Take GOP officials in Missouri, for example.
Republicans in the Show Me State had a lot to celebrate after Election Day 2020, scoring easy wins up and down the ballot, but there was one big exception: A majority of Missouri voters also approved Medicaid expansion in the state. GOP officials, who’d fought against the ballot measure, realized they’d lost fair and square, but they decided to ignore the results and refused to enact the voter-approved policy.
Several months later, the Missouri Supreme Court ruled unanimously that state officials could not veto the will of the state’s voters, ending the bizarre dispute.

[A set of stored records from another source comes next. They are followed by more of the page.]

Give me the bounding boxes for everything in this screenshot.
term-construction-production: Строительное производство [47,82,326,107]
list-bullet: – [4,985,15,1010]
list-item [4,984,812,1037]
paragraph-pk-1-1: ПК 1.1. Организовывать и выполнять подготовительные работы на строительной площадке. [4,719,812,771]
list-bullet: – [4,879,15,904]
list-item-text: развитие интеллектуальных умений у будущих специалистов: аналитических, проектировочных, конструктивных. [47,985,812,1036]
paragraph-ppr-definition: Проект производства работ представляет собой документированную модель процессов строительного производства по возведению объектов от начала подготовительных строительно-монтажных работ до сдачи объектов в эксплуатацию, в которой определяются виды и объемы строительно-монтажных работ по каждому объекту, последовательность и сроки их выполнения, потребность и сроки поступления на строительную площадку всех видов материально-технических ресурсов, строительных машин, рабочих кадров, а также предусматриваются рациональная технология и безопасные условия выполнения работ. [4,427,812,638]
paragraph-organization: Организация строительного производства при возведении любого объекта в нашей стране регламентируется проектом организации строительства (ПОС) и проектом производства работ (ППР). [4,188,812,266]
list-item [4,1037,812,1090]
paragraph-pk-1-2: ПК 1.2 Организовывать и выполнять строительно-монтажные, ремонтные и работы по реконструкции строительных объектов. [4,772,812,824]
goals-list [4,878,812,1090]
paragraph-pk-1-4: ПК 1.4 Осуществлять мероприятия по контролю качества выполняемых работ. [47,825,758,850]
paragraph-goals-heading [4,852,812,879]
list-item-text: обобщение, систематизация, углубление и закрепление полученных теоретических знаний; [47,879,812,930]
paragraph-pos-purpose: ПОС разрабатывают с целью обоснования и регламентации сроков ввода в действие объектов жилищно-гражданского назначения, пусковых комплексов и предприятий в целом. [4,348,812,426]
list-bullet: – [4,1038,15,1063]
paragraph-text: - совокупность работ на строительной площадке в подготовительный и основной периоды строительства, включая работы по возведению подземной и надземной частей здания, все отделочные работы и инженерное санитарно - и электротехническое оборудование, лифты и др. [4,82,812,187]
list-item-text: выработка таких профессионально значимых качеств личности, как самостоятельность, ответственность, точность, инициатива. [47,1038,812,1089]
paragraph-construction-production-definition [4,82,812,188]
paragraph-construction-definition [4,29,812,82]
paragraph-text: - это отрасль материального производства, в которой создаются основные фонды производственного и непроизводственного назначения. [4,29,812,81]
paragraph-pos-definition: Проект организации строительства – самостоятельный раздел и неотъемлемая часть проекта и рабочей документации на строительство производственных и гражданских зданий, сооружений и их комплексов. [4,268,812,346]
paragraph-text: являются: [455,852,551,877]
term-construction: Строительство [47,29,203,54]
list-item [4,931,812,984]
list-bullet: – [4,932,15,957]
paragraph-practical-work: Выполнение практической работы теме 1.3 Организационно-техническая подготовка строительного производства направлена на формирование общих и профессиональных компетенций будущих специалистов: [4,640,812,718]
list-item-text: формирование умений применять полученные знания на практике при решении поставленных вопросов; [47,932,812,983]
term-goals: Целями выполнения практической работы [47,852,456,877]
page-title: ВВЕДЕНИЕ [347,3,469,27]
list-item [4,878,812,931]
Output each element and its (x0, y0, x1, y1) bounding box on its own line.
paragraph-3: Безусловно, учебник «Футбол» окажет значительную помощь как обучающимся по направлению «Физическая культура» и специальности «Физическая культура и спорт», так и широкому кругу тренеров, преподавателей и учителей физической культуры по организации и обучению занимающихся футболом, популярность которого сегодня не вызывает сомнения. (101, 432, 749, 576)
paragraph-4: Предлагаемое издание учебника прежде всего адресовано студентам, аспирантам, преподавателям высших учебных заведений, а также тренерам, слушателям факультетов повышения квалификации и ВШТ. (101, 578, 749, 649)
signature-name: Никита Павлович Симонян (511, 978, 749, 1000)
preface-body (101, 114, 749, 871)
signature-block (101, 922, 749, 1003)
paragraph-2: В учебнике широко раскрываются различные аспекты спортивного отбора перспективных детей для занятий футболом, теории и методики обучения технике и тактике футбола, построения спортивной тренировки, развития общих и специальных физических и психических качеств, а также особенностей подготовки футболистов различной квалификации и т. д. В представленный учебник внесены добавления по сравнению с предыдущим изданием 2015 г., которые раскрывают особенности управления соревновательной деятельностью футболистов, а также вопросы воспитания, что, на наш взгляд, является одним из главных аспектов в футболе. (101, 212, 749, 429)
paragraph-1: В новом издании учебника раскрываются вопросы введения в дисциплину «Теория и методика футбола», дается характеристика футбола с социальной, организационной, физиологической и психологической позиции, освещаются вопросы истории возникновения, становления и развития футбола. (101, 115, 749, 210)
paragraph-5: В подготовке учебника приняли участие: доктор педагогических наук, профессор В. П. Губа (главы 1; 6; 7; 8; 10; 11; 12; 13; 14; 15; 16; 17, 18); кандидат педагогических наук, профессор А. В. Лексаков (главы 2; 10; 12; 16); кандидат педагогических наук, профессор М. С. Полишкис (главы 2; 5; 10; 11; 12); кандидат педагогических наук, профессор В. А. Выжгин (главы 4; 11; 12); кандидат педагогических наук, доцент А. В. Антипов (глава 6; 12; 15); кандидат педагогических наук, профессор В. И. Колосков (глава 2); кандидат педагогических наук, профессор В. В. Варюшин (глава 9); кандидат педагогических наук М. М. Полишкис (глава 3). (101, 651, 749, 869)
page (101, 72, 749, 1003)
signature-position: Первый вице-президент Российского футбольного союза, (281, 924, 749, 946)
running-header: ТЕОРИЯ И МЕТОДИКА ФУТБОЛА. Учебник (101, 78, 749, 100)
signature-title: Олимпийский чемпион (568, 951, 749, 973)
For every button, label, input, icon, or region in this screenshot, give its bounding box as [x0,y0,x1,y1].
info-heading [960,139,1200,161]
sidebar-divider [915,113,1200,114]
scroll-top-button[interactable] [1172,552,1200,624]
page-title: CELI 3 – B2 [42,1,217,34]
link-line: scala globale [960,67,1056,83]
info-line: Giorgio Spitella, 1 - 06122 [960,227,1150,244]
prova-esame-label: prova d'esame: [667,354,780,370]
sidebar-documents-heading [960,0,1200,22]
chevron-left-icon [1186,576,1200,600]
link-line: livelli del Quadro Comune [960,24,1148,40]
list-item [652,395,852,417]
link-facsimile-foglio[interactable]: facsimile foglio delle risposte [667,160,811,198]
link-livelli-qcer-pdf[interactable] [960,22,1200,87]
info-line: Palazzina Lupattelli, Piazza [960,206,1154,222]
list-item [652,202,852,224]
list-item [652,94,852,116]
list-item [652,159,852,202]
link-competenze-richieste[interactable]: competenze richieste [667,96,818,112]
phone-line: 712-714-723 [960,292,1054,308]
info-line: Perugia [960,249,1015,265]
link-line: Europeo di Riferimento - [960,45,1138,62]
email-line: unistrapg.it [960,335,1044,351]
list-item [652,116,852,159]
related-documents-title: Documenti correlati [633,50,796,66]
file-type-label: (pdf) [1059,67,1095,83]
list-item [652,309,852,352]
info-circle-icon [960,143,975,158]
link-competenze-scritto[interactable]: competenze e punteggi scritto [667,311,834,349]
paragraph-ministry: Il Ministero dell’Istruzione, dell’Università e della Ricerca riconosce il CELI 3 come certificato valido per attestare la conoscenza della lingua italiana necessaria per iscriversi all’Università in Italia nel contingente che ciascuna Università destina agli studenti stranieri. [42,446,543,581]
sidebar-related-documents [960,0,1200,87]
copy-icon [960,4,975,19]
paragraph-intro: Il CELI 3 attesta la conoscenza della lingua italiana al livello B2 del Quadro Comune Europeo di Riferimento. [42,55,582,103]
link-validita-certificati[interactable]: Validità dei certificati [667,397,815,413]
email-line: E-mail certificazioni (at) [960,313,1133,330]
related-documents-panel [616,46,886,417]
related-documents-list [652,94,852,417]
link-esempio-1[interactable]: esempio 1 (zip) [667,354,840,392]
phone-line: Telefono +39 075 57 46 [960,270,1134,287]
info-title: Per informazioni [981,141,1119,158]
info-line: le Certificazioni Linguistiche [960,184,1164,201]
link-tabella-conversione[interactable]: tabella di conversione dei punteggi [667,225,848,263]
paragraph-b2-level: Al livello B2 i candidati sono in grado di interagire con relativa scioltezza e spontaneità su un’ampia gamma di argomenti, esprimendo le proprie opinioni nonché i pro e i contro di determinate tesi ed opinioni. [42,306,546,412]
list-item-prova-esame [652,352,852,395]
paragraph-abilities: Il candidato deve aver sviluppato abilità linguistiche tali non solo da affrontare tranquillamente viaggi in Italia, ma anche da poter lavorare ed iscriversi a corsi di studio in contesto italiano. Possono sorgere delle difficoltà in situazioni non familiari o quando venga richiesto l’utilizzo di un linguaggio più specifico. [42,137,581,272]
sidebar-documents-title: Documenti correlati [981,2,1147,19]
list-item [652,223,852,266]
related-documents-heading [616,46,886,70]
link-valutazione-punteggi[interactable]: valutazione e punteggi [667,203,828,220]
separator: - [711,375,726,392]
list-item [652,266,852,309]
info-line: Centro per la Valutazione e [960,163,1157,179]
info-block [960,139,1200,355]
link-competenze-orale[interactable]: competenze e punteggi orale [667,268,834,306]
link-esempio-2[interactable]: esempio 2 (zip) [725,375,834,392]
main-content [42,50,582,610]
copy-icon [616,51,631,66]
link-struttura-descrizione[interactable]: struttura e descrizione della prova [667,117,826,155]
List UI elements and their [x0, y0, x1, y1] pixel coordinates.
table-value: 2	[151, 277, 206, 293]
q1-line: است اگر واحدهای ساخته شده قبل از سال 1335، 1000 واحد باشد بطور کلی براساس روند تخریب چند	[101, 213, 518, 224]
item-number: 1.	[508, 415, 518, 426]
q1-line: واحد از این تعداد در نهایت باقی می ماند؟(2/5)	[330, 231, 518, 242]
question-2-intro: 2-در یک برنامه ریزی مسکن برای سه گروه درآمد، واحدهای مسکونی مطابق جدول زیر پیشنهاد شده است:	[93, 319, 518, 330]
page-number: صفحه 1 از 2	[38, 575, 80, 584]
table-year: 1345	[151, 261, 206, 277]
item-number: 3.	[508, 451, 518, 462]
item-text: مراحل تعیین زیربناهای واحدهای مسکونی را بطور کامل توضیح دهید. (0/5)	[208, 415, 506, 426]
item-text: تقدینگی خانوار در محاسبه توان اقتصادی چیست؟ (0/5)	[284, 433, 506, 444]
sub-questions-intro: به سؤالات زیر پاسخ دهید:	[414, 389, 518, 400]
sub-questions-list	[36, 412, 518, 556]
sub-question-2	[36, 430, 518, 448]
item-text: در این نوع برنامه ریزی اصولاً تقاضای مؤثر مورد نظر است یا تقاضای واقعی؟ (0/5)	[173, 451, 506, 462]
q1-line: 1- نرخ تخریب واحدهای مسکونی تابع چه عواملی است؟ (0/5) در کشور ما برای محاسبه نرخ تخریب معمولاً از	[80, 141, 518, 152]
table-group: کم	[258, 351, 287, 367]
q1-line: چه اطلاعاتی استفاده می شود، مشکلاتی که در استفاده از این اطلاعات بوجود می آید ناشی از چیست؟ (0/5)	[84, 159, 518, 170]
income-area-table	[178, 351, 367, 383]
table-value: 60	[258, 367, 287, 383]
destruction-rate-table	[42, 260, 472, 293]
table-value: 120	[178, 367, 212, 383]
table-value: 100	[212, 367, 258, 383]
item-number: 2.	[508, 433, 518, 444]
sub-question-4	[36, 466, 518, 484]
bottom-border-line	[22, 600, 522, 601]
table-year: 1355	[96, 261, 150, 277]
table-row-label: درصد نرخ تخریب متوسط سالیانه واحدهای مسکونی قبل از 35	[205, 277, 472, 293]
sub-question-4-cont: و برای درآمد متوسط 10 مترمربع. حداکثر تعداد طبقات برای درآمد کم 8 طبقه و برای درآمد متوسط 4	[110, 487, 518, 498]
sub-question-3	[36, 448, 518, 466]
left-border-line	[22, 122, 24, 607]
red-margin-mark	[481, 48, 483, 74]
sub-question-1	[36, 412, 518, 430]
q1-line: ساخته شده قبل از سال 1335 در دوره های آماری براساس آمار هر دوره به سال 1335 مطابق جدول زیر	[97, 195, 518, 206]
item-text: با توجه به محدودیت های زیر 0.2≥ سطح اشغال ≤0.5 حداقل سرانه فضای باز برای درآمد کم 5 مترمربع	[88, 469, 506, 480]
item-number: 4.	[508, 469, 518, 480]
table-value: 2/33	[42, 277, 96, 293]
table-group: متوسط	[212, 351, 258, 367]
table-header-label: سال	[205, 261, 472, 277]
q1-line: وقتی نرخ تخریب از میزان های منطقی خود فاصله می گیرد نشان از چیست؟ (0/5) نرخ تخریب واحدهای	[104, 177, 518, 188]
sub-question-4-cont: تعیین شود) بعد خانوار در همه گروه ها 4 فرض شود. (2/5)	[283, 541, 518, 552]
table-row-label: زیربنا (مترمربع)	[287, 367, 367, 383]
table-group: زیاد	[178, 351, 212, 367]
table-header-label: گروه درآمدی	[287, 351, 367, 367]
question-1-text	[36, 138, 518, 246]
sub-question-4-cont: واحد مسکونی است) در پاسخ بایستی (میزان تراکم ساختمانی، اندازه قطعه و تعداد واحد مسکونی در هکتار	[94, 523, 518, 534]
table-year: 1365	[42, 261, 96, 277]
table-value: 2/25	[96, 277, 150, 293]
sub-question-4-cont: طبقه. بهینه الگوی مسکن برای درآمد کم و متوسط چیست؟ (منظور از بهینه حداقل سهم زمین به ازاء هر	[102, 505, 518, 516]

Almost exactly four years after that ruling was issued, an eerily similar story is unfolding in the same place. The New York Times reported late last week:
When Missouri voters were asked last year whether they wanted to increase the minimum wage and require employers to provide paid sick leave, 58 percent of them said yes. Not long after that vote, the Republicans who control the state government mobilized to unwind those changes. On Thursday, Gov. Mike Kehoe, a Republican, signed into law a bill that limited the voter-approved minimum wage increase and scrapped the paid sick leave requirement altogether.
There can be no doubt that Missouri shed the “battleground state” reputation it had a generation ago: This is a ruby red state, which Donald Trump won by 19 points last fall. It has a Republican governor, a Republican supermajority in the legislature, two Republican U.S. senators and a Republican-dominated congressional delegation.
But while most of the state’s voters appear wholly uninterested in voting for Democratic candidates, they do appear rather fond of voting for Democratic policy priorities. The Times’ report, noting the results of ballot questions in Missouri in recent years, noted that the state’s voters have “restored abortion rights, expanded Medicaid and legalized marijuana.”